According to Idyli, “They are just a bunch of teenagers that think that they are anarchists when they have more money than you, me and the entire college i’m attending and just try to prove that they are tough through what they call “revolution”. The police believe that they are terrorists with enormous power, but I assure you that’s not the case.”

At the point where these individuals are engaging in senseless violence in the hopes of spreading fear and panic…they are terrorists. I think that it is interesting that Idyli believes that the police are not justified in their assumptions. Apparently Idyli feels very strongly about the influence that “The Conspiracy of Nuclei Fire” has.

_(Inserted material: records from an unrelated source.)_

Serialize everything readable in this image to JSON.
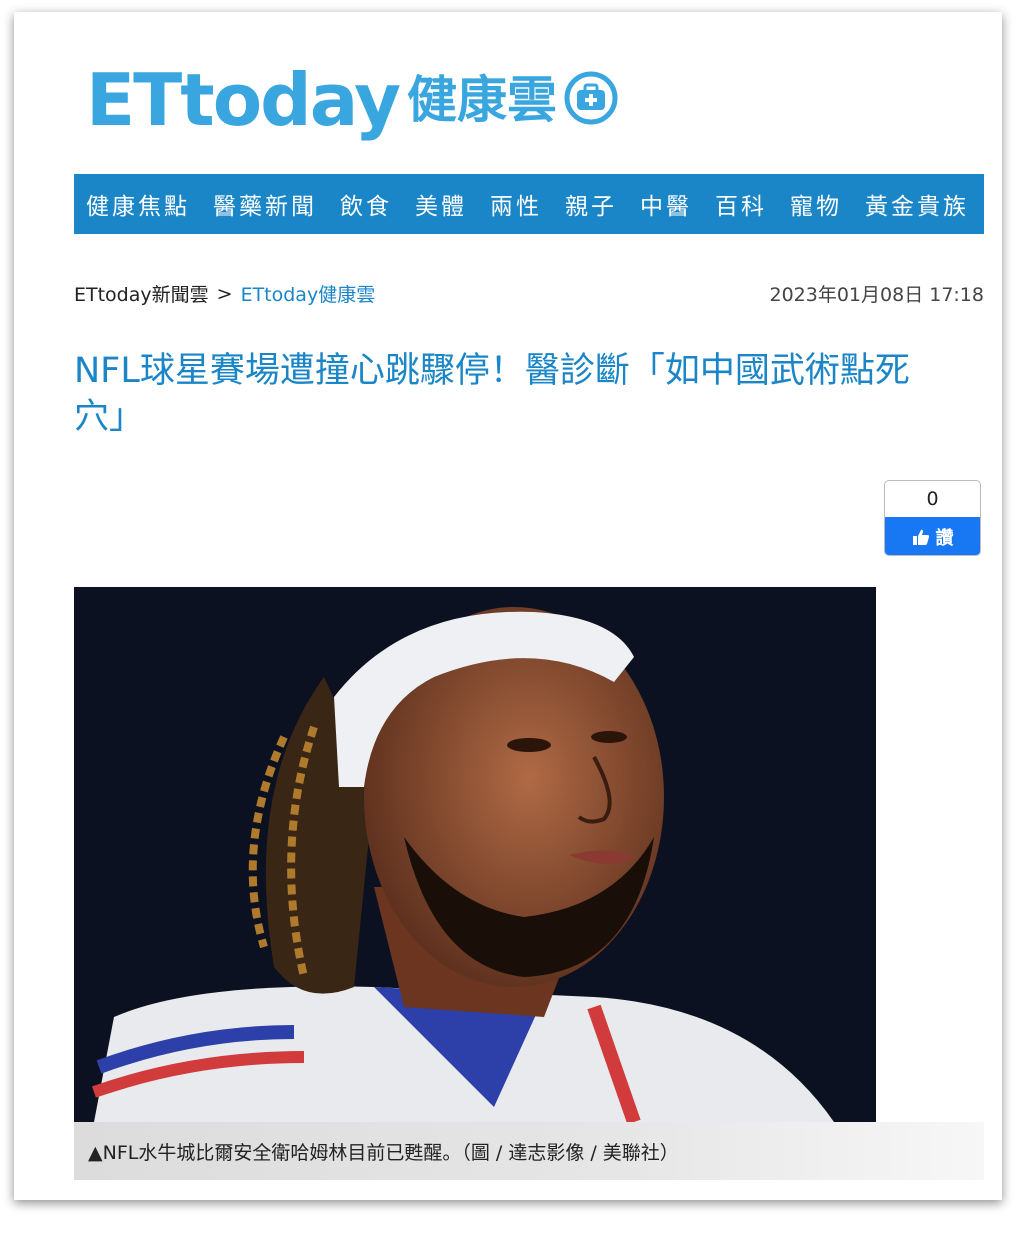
{
  "site": {
    "logo_text": "ETtoday",
    "logo_sub": "健康雲",
    "brand_color": "#3aa6df"
  },
  "nav": {
    "color": "#1a85c7",
    "items": [
      "健康焦點",
      "醫藥新聞",
      "飲食",
      "美體",
      "兩性",
      "親子",
      "中醫",
      "百科",
      "寵物",
      "黃金貴族"
    ]
  },
  "breadcrumb": {
    "home": "ETtoday新聞雲",
    "separator": ">",
    "section": "ETtoday健康雲"
  },
  "article": {
    "date": "2023年01月08日 17:18",
    "title": "NFL球星賽場遭撞心跳驟停！醫診斷「如中國武術點死穴」",
    "image_caption": "▲NFL水牛城比爾安全衛哈姆林目前已甦醒。（圖 / 達志影像 / 美聯社）"
  },
  "like_widget": {
    "count": "0",
    "label": "讚",
    "icon": "thumbs-up-icon",
    "color": "#1877f2"
  }
}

Through my own research I discovered an article pertaining to the sect’s violence/motivations. The authors state

“The Greek educational system pours thousands of aspiring artists into a status-obsessed, highly politicized society that cannot afford to employ them. Banding together in collective contempt for capitalism and consumer society is one short-term solution. Members cut themselves loose from society’s more onerous chains and hang out with age-mates in an abandoned building, ideally somewhere near Exarcheia, the anarchists’ traditional neighborhood.”

It appears that the group is nihilistic in nature; they truly don’t have specific motivations other than anti-capitalistic tendencies. Idyli has had to contend with the group’s overall disruption quite frequently. According to Idyli, “Group members have taken over entire schools in support of there radical views.” Idyli’s opinions are of paramount importance in understanding the notion that “terrorists” do not have to be particularly affiliated with religious institutions; they can be nihilistic in nature.